Project Profile: Community, Empowerment, Leadership, and Self-Awareness (CELA)

May 15, 2009

KIPP is a San Francisco Bay area public middle school established in 2003 that boasts the highest performance rate of all middle schools in San Francisco. Programs like Community, Empowerment, Leadership, and Self-Awareness (CELA) have helped KIPP excel. The goal of CELA, a 2006–08 Community Action Grant project, was to give girls “the space to learn about, define, and better themselves through the principles of community, empowerment, leadership, and awareness.”

Chandra Alexandre, program coordinator, explains that the AAUW-funded program was first developed “because of a conviction that girls need their own space to talk about and work through difficult issues.” The program consisted of weekly meetings with discussions about body awareness, self-esteem, gang violence, homelessness, and other relevant social issues. One advantage of the program was that it provided the girls with “another outlet for expression, exploration, and relationship building.”

CELA at a indoor rock climbing event

Indoor rock climbing event

In addition to weekly meetings, over the two-year period the girls attended a film screening, an indoor rock climbing event, and a completion ceremony. Chandra says the rock climbing event was the most influential, because it “took the girls out of the familiar and safe territory and brought them into direct relationship with a new environment and new challenges where they had to learn new skills, confront fears, and apply themselves in order to succeed.”

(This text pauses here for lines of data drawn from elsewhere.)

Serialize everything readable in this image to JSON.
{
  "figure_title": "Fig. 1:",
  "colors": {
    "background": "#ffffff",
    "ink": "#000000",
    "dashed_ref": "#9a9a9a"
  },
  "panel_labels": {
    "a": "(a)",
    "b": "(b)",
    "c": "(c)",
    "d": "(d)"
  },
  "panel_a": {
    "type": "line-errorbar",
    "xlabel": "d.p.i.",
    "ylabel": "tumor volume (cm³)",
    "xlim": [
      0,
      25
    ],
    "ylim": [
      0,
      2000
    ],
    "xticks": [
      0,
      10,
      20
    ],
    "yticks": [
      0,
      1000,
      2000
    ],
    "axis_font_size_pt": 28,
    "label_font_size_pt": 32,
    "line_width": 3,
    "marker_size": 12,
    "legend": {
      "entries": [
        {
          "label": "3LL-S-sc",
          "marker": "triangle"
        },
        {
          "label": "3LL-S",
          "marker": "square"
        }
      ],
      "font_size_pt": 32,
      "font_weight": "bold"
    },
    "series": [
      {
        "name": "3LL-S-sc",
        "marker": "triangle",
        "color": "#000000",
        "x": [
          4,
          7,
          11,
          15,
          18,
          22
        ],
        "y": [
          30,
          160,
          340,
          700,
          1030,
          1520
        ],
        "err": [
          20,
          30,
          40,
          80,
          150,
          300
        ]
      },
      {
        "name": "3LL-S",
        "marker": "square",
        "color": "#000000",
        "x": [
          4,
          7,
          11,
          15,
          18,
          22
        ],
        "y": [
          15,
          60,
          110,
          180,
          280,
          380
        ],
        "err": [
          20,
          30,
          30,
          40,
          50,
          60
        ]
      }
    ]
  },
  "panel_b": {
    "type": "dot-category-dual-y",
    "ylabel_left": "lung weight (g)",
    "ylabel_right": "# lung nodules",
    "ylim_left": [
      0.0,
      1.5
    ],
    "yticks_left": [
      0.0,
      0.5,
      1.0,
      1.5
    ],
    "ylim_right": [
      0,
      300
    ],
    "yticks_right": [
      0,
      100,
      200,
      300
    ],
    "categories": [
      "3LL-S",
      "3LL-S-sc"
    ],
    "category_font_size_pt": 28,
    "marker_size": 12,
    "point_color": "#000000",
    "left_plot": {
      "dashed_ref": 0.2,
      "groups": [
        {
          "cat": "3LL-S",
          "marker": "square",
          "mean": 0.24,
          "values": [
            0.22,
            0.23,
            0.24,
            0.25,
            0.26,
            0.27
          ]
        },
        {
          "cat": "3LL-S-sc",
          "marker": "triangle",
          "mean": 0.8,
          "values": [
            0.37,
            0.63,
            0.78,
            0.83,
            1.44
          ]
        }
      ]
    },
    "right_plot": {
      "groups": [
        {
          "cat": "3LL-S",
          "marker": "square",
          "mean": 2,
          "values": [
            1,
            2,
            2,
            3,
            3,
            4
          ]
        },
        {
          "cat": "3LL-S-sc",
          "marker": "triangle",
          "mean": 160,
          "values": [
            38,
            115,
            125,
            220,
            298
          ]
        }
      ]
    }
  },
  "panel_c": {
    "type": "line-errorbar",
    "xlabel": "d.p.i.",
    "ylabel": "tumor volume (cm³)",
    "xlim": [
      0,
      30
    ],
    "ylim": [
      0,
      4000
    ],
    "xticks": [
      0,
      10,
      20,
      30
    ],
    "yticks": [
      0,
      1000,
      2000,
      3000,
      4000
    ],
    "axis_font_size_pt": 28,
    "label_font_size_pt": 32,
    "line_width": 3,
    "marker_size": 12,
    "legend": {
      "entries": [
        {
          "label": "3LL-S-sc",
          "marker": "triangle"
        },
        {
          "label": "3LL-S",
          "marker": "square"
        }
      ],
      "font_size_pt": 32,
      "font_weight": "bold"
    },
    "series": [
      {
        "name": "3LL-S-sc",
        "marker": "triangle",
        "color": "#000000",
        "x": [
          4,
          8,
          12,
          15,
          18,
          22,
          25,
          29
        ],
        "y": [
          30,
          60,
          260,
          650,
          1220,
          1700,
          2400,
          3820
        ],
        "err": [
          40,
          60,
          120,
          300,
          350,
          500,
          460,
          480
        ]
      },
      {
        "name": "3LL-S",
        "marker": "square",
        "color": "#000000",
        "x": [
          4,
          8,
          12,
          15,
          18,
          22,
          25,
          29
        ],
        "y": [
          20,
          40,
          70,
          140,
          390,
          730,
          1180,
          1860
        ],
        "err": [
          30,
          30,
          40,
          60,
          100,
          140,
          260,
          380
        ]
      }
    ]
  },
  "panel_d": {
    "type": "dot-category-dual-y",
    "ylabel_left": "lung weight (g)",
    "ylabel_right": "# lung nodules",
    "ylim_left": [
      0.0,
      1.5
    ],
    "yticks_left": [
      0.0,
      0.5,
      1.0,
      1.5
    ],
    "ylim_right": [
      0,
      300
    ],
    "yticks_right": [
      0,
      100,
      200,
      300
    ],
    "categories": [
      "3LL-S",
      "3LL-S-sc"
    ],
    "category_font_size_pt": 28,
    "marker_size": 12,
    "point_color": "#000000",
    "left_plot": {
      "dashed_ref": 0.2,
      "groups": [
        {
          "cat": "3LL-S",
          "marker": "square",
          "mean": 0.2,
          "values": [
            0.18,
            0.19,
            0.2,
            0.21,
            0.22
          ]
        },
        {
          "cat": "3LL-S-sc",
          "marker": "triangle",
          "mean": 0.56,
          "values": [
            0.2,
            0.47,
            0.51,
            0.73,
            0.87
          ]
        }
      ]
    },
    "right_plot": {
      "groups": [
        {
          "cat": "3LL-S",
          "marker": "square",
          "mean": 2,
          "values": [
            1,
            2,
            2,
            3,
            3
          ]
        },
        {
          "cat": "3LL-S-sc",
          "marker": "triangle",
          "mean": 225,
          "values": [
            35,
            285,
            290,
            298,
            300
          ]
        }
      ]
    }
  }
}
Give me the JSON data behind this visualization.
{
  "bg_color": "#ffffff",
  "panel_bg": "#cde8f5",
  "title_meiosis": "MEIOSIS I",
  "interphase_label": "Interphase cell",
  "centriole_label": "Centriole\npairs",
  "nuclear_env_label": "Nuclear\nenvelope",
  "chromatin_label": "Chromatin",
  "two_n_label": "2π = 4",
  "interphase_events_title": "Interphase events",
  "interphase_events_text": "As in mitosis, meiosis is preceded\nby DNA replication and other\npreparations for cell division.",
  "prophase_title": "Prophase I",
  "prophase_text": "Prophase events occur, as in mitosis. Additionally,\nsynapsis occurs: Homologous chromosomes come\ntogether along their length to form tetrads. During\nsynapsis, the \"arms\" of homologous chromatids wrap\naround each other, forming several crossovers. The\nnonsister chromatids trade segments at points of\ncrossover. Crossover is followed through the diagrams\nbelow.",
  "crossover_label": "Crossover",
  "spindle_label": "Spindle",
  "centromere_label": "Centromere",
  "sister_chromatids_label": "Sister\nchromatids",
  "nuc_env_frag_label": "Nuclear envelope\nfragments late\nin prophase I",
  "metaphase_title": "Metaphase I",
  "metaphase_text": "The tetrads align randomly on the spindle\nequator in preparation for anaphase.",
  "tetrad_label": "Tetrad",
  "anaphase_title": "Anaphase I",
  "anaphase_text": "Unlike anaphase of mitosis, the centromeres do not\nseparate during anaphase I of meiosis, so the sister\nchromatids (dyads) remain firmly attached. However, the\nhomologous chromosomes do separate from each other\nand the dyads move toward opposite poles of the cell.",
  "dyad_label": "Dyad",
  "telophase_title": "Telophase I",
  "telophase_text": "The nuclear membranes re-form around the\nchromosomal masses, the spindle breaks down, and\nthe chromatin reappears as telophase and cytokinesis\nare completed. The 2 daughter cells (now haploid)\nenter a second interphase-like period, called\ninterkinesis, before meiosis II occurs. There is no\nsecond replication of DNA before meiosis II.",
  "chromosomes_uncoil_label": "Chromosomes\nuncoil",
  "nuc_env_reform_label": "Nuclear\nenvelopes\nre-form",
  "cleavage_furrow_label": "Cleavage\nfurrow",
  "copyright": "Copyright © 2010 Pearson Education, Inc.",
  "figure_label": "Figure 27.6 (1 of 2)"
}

These meetings and activities were set up to be catalysts for change among the girls and their communities. “We have witnessed and experienced our girls becoming powerful role models and advocates for social change, capable of translating their knowledge about what it means to be a woman in the world and what they care about into personally meaningful action.” Following the completion of the AAUW-grant funded project, the program has continued in a reduced capacity through the help of committed volunteers. Looking ahead, there are currently plans to rejuvenate the program for the 2009–10 school year. “The girls love it and want to continue,” explains Chandra. “We want to help them continue since the benefits have been noticeable and strong.”

The CELA project has helped not only the participating girls but all who were involved. Chandra says working with the program taught her that “just a little support, a little encouragement, and a little teaching around specific issues go a long way toward making a difference.” She says, “I was constantly blown away by the maturity of the girls when given the acknowledgment of their power and abilities. Doing the program reinstilled my belief in the importance of individual contributions, even small ones, to our youth, and particularly our girls.”

For those who are interested in creating a program like CELA, Chandra says, “It is important to build trust through a dedicated curriculum that teaches the importance of ground rules, honesty, confidentiality, and what it means to be a woman in the world.” She advises, “Take theory into practice by letting the girls lead themselves. Trust them!”

By:   |   May 15, 2009

1 Comment

  1. meg says:

    Have programs like this happened anywhere else in the US? They sound a bit different than things like Girls, Inc. …I think it’s important to start programs like this that make it seem like they’re an integral part of the curriculum, as opposed to a separate unit. Girls need to know that voicing their opinions about social issues is part of the learning process, not just something extra on the side. This sounds like a great program!